Rev. Tom Mimms has spent 20 years helping people at the Gulf Coast Rescue Mission.
"This thrift store is our bread and butter as far as helping people in the community," he said.
The store typically generates about $100,000 a year. Rev. Mimms turns that money into rent checks and utility bill payments for people who come to the Gulf Coast Rescue Mission for assistance.
"It's a very important part of our whole ministry," he said
Just like that -- in the dark hours of Friday morning -- the thrift store building turned into a pile of ashes. A facility board president Ann Fleming worked so hard to create was gone.
"How could this happen to us?" she asked while staring at the charred remains of the old store.
The first person to notice the overnight fire was Daniel Curran. He spotted smoke seeping through the thrift store roof.
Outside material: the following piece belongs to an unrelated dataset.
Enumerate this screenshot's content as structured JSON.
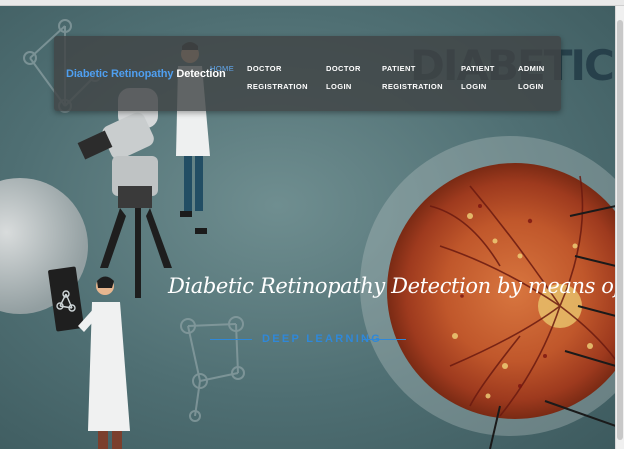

"So I walked over toward that way," Curran said, pointing to a spot at the southern tip of the building. "Then the whole thing just started smoking. Dialed 911. Called the Rev."
The Rev is Reverend Mimms. He knows a thing or two about salvaging items from disaster scenes. Just 10 months ago, he orchestrated the rescue mission's recovery after Katrina.
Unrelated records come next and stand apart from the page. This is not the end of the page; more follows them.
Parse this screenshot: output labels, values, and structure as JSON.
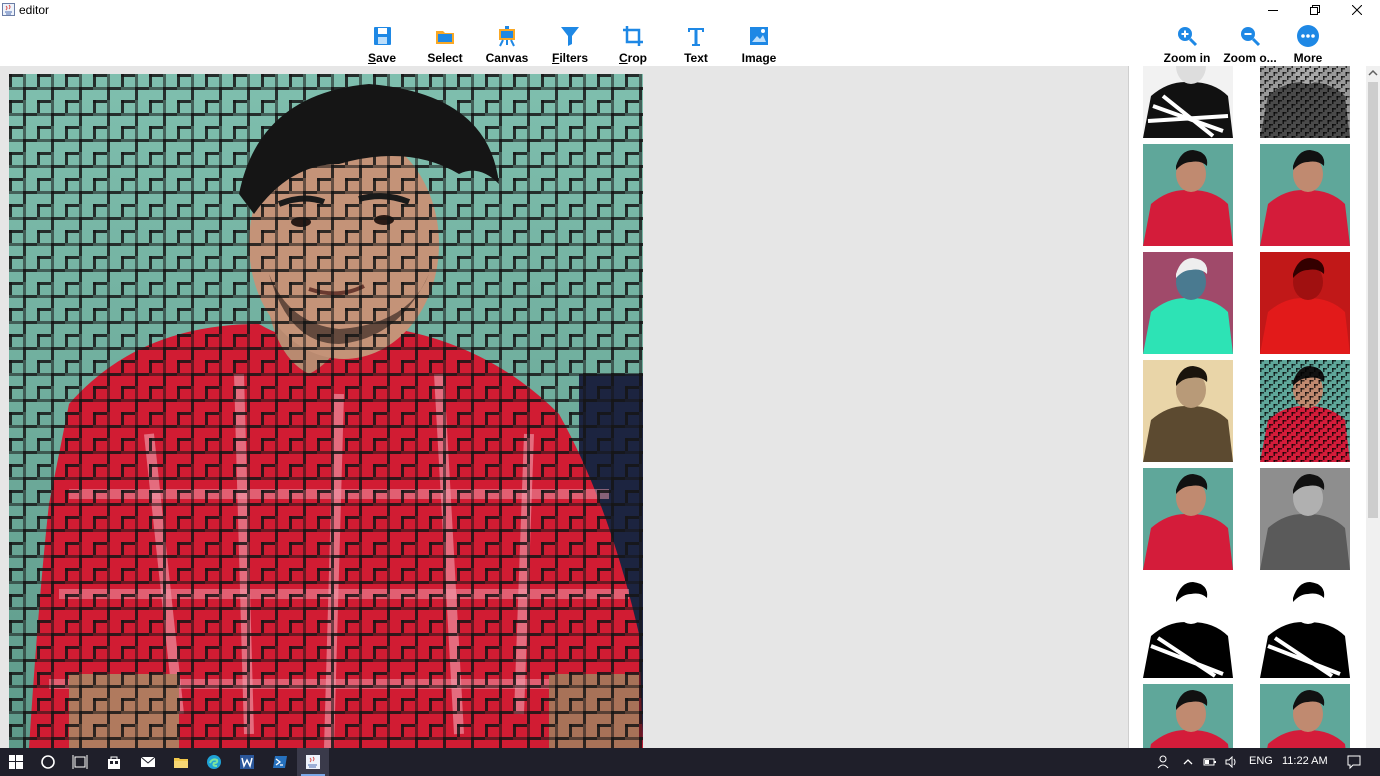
{
  "window": {
    "title": "editor"
  },
  "toolbar": {
    "items": [
      {
        "label": "Save",
        "mnemonic": "S",
        "rest": "ave",
        "icon": "save-icon"
      },
      {
        "label": "Select",
        "icon": "folder-icon"
      },
      {
        "label": "Canvas",
        "icon": "easel-icon"
      },
      {
        "label": "Filters",
        "mnemonic": "F",
        "rest": "ilters",
        "icon": "filter-icon"
      },
      {
        "label": "Crop",
        "mnemonic": "C",
        "rest": "rop",
        "icon": "crop-icon"
      },
      {
        "label": "Text",
        "icon": "text-icon"
      },
      {
        "label": "Image",
        "icon": "image-icon"
      },
      {
        "label": "Zoom in",
        "icon": "zoom-in-icon"
      },
      {
        "label": "Zoom o...",
        "icon": "zoom-out-icon"
      },
      {
        "label": "More",
        "icon": "more-icon"
      }
    ]
  },
  "colors": {
    "accent": "#1e88e5",
    "workspace_bg": "#e6e6e6",
    "taskbar_bg": "#1f1f2a"
  },
  "taskbar": {
    "language": "ENG",
    "time": "11:22 AM"
  }
}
"And God will get us through this one also," the reverend said. "He prepared us through the hurricane, I guess. We're going to be all right."
On the morning after the fire, rescue mission borders carried clothing from an adjoining warehouse to the old chapel.
"We're going to make that our store," Rev. Mimms said. "It's just my way of thumbing the nose at the devil and saying you're not going to get us down."
"We'll survive it. We survived Katrina and we'll come back from this," she said.
The comeback begins Monday morning at seven -- when the Gulf Coast Rescue Mission's temporary store opens.
Fortunately, Friday morning's fire didn't do any damage to the Gulf Coast Rescue Mission's shelter area. Since Katrina, the rescue mission has operated the only shelter in Harrison County. Thursday night, 35 people were staying on the rescue mission grounds.